ただ、今回の眠気は異常である気がしてしまうほどだったのだ。十分な睡眠時間であるはずなのに、もう目を開けていられなかった。脳が思考を始めるのを強制的に停止させるように。

体調不良ではないのだけれど、なんだか食欲もなかった。はじめて買ったコンビニのブリトーも、食べたい気持ちにならないまま助手席のドア側の隙間へ落としてしまい、温めが必要なのに温めてもいない、封も開いていない、未熟なブリトーは未だにわたしの車のどこかに潜んでいる。そうだ、打っていて今、思い出した。

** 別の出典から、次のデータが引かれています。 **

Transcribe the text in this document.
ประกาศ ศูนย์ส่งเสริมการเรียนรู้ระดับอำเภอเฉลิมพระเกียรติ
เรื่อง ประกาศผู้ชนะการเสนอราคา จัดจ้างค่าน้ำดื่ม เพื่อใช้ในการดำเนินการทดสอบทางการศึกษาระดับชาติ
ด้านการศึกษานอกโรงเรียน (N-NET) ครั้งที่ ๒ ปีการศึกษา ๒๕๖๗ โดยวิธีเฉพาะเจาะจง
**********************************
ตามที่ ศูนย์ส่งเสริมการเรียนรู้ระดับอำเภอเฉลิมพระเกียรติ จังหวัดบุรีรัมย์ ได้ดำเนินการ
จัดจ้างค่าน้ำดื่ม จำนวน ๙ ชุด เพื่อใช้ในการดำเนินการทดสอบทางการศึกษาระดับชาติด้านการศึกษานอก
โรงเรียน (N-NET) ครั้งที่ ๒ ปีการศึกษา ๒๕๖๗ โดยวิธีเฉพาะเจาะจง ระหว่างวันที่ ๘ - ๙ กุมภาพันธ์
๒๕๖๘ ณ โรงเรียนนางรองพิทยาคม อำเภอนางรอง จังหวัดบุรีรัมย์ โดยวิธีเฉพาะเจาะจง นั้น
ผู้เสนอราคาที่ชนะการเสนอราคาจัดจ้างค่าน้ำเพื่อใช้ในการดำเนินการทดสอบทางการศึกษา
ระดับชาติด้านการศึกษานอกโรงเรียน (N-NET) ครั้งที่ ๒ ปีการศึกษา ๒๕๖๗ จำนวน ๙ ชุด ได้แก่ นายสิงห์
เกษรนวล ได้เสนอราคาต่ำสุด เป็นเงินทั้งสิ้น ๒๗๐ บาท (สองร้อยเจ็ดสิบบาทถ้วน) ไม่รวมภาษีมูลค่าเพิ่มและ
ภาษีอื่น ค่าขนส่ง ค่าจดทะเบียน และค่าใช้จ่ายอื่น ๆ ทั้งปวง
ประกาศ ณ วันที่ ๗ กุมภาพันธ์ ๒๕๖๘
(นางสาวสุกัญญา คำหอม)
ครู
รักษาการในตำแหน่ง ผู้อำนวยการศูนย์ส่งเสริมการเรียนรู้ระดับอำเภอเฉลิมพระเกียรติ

あのブリトーを回収しなければならない。

ハイとローが同時にある不思議な感覚で、「これは、恋煩いかな」なんて思うと同時に、「十年の仲でも、純粋にこの人に恋をしてるんだな」と、自分と彼に感心した。


彼に関しては、彼の外側にある装飾に惹かれ惚れてるわけではない。

なぜなら、わたしは彼の外側をあまり知らない。いろいろと聞いてはいる。ただ、意識的に内側に留めておかないようにしていた。

知れば、もっと尊敬したり、もっと魅力的に感じたり、大きな燃料にはなるのかもしれないし、実際になっているのだけれど、それらが火そのものではないと理解している。



わたしの中で、彼に対する火が宿っている。

彼の中で、わたしに対する火が宿っている。


薪もない。紙もない。屋根もない。暖炉もない。

けれど、なにもないわけではない。

むしろ、火が宿っている。その火が交わっている。

これ以上に、小さく、そして無限の可能性を秘めている豊かなものはあるのだろうか。


「在る」

これが事実として不動にあり、結局、この1が全てなのだと思い知る。

1がなければ、100にもなれないのだから。


1を肯定すること。

1の価値を理解すること。


そうすることで、1と100,000,000、∞、の価値は同等であることに気づき、いや、もしかしたら少しだけ1の価値のほうが上回るのかも知れない。


好きな気持ちは、十年前の出会った頃と今とで、なにも変わらない。

関係、時間、距離、連絡頻度、年齢差、喧嘩の有無、性質や価値観の違い…、なにも、なにも関係なかった。

火は消えなかった。意図的に消そうとしても、いつか自然と消えるだろうと放置しても、消えなかった。

以前は、この火を見つめ、「この火が原因で何かが起きるのではないか」「わたしが灰になるのではないか」と恐怖にかられていた。

けれど今は、火の本質でもある、*暖かさ* と *安らぎ*、*少しの緊張感* を、そのまま受け取れるようになった。


薪も紙も、屋根も暖炉も、火がなければ意味はない。

火がある前提で、それらはあるのだ。

二人に同じ火が宿っている。これがすべて。

薪も紙も、屋根も暖炉も、あってもなくてもどちらでもいい。

本当の価値に目を向けられる自分で在りたい。


創造と完成の顔をもつ、種と花の顔をもつ、絶対的な1の価値を知り、この豊かさでわたしの中のすべての細胞が満たされる。